Le problème, c’est au niveau des chefs. Le Japon manque de têtes pensantes, paraît-il, carence qu’il pallie en en important (le père de mes enfants par exemple), ou bien en se mettant à dix cerveaux sur un sujet, en cela opiniâtre et viscéralement optimiste, battant même, avec ce côté Shadock (pompons, pompons, on va bien finir par y arriver) qui fait qu’au bout du compte, quelque chose sort du chapeau.

  • Eh bien, s’ils n’ont pas Descartes, ils ont au moins Rouxel dans la tête…

Bien sûr, il y a des Japonais logiques, au sens où on l’entend, c’est-à-dire capable de poser toutes les données d’un problème à résoudre, et de le résoudre, vite. Le must étant un Japonais qui a vécu à l’étranger, qui s’en revient, et se met à la tâche, fort de deux façons de voir et de penser ce que l’on voit.

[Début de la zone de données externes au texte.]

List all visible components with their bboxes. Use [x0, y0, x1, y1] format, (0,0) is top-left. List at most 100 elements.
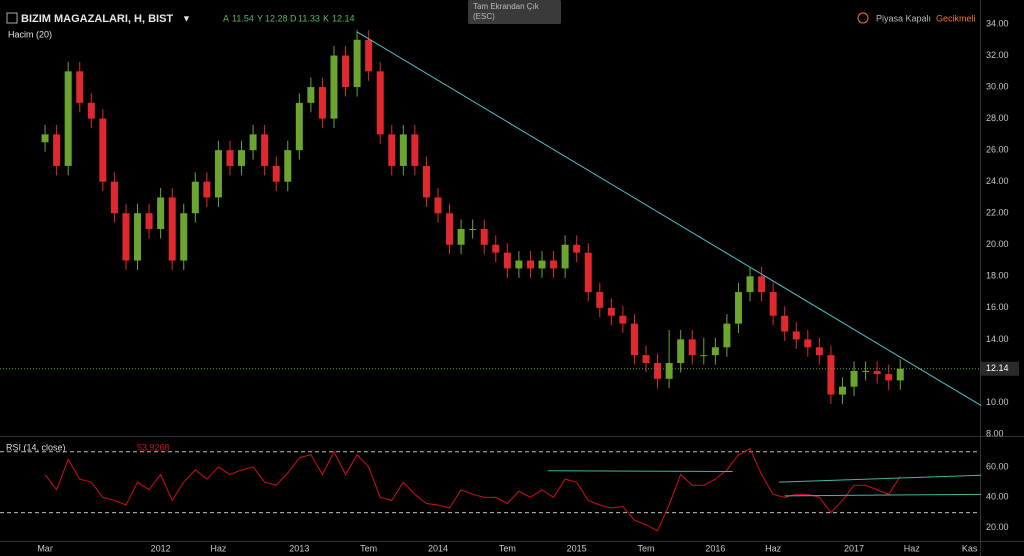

Mais attention, si ce Japonais a vécu un peu trop longtemps outre océan, il risque fort de s’enfuir à toutes jambes d’une entreprise nationale demeurée identique à celle que son père, voire son grand-père, a fréquenté en son temps reculé désormais. A moins de finir chez les fous, ça c’est déjà vu.

  • Ouais donc pour toi, la logique, c’est universel ? Enfin la nôtre quoi…

Eh bien, en tout cas, dans ce monde hyperconnecté qu’est le nôtre, il est difficile de se dire qu’on va se passer de Descartes (façon de parler), du moins si on veut y faire sa place. Si on veut fabriquer des choses que l’on compte n’utiliser qu’en soi, fermer les aéroports et instituer une économie fondée sur l’autarcie, alors ma foi…

Mais bon, quoiqu’il en soit, répondre à quelqu’un qui demande si votre adresse est bien le 9, car la sienne est justement elle est aussi le 9.

  • So desu… en effet…

Sans lui signaler qu’il y a deux familles différentes qui habitent au numéro 11, de même pour le 10, et que donc, on est peut être également deux familles au 9 deshoo ? Eh bien outre que cela ne demande pas une logique folle, ça fait gagner du temps !!